The addition of caffeine to paracetamol, aspirin (Migliardi et al, 1994 Level I) or ibuprofen
(Diamond et al, 2000 Level II) significantly improved analgesia and a paracetamol‐aspirin‐caffeine
combination was more effective than placebo and all three component drugs alone, in terms
of analgesia outcomes and time to effect (Diener et al, 2005 Level II). IV magnesium was
ineffective in treating acute TTH in the emergency department (Frank et al, 2004 Level II).

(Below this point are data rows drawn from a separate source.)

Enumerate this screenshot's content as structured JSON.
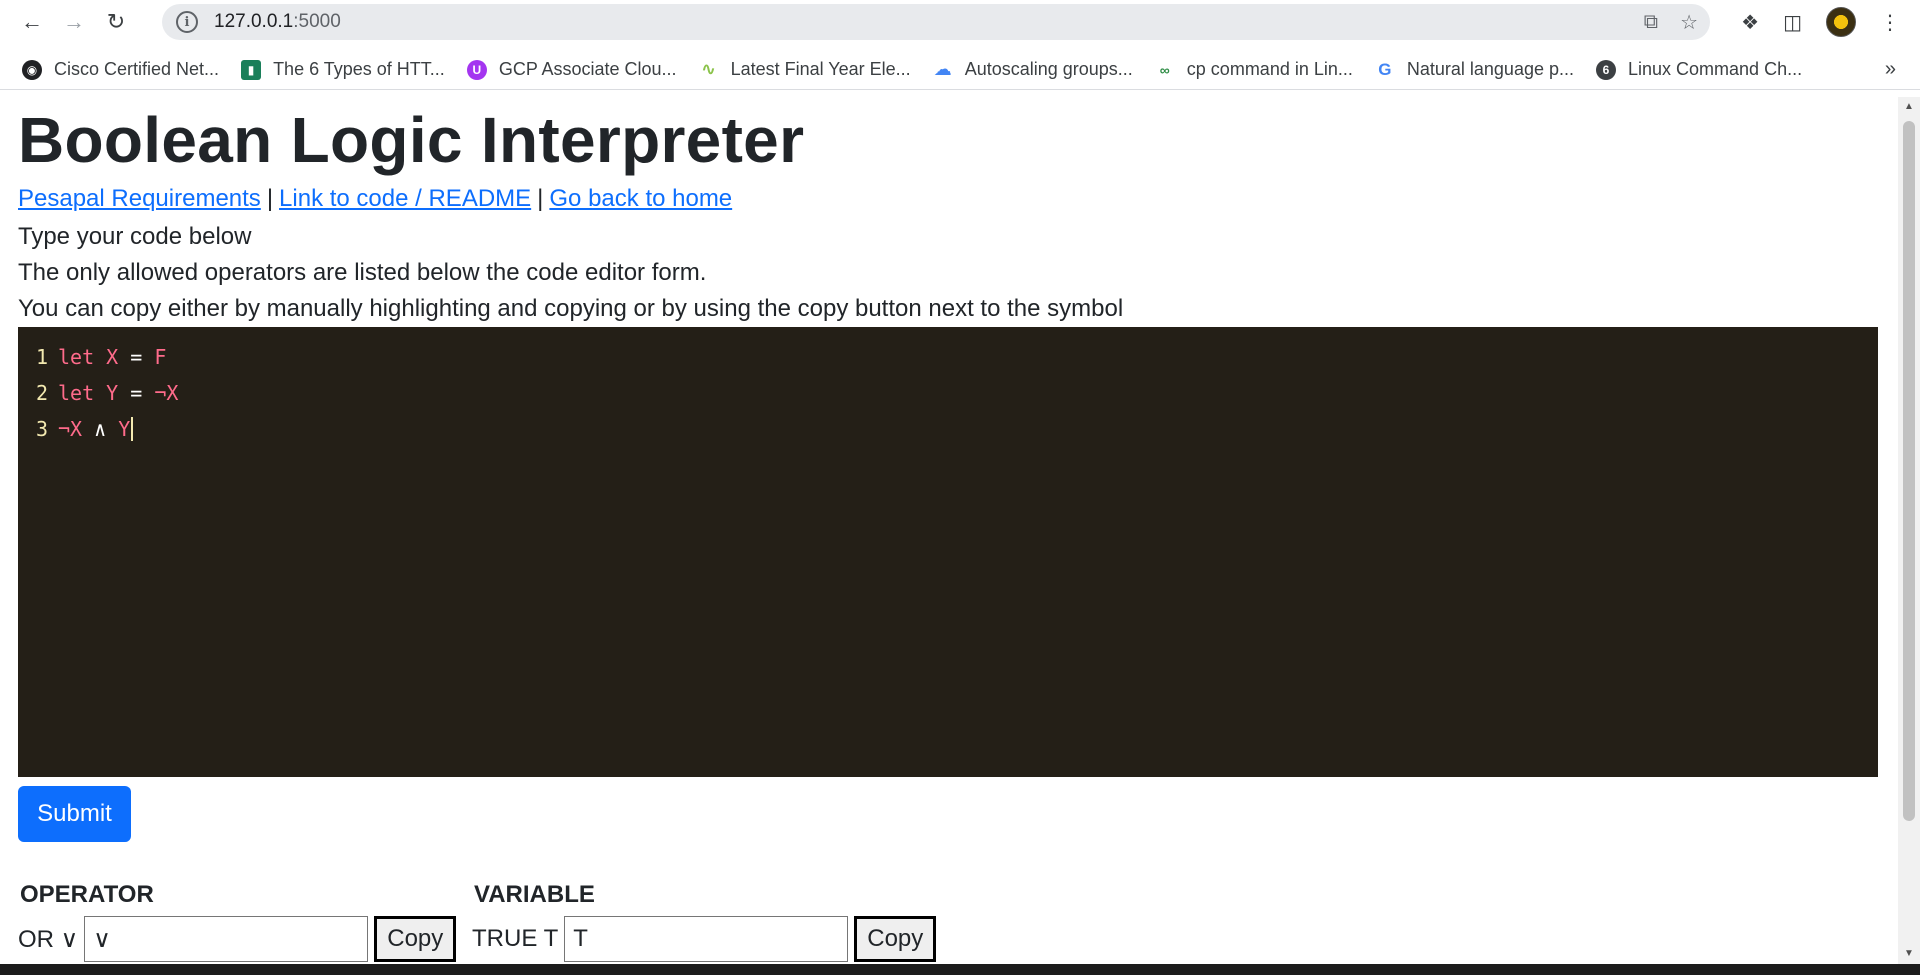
{
  "browser": {
    "url_host": "127.0.0.1",
    "url_port": ":5000",
    "bookmarks": [
      {
        "label": "Cisco Certified Net...",
        "icon": "globe-icon",
        "color": "#202124"
      },
      {
        "label": "The 6 Types of HTT...",
        "icon": "site-icon",
        "color": "#1a7f5a"
      },
      {
        "label": "GCP Associate Clou...",
        "icon": "udemy-icon",
        "color": "#a435f0"
      },
      {
        "label": "Latest Final Year Ele...",
        "icon": "leaf-icon",
        "color": "#8bc34a"
      },
      {
        "label": "Autoscaling groups...",
        "icon": "gcloud-icon",
        "color": "#4285f4"
      },
      {
        "label": "cp command in Lin...",
        "icon": "gfg-icon",
        "color": "#2f8d46"
      },
      {
        "label": "Natural language p...",
        "icon": "google-icon",
        "color": "#4285f4"
      },
      {
        "label": "Linux Command Ch...",
        "icon": "linux-icon",
        "color": "#3c4043"
      }
    ]
  },
  "page": {
    "title": "Boolean Logic Interpreter",
    "links": {
      "requirements": "Pesapal Requirements",
      "separator": "|",
      "code": "Link to code / README",
      "home": "Go back to home"
    },
    "para1": "Type your code below",
    "para2": "The only allowed operators are listed below the code editor form.",
    "para3": "You can copy either by manually highlighting and copying or by using the copy button next to the symbol",
    "editor": {
      "lines": [
        {
          "num": "1",
          "kw": "let",
          "id": "X",
          "op": "=",
          "val": "F"
        },
        {
          "num": "2",
          "kw": "let",
          "id": "Y",
          "op": "=",
          "val": "¬X"
        },
        {
          "num": "3",
          "expr_a": "¬X",
          "op": "∧",
          "expr_b": "Y"
        }
      ]
    },
    "submit_label": "Submit",
    "operator": {
      "heading": "OPERATOR",
      "label": "OR ∨",
      "value": "∨",
      "copy_label": "Copy"
    },
    "variable": {
      "heading": "VARIABLE",
      "label": "TRUE T",
      "value": "T",
      "copy_label": "Copy"
    }
  }
}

Acupuncture is an effective non‐pharmacological intervention in TTH (Linde et al, 2009 Level I).
Migraine
Migraine is common, with a prevalence of 6% to 8% in males and 12% to 14% in females (Evers
et al, 2006). Migraine headache is usually unilateral and is often severe, disabling and worsened
by movement. Nausea, vomiting, photophobia and phonophobia are common and 20% of
migraineurs experience an aura.
Most migraines are successfully managed by the patient and his or her family doctor, with up
to 57% of patients not seeking medical attention for significant attacks (Mitchell et al, 1998).
However a small number of patients fail to respond and present for treatment at emergency
departments; approximately 80% of patients have tried their usual medications including
simple analgesics or triptans before presentation (Larkin & Prescott, 1992; Shrestha et al, 1996)
(see Section 9.9.2).
Treatment
The management of migraine includes avoidance of triggers such as sleep deprivation,
stress, sensory stimulation such as bright lights, exercise, alcohol, foods etc. Management of
associated symptoms, particularly nausea and vomiting is important, as is the prevention of
acute recurrence. Environmental modification (quiet dark room) and particularly sleep, is
integral to the successful treatment of migraine (Steiner et al, 2007).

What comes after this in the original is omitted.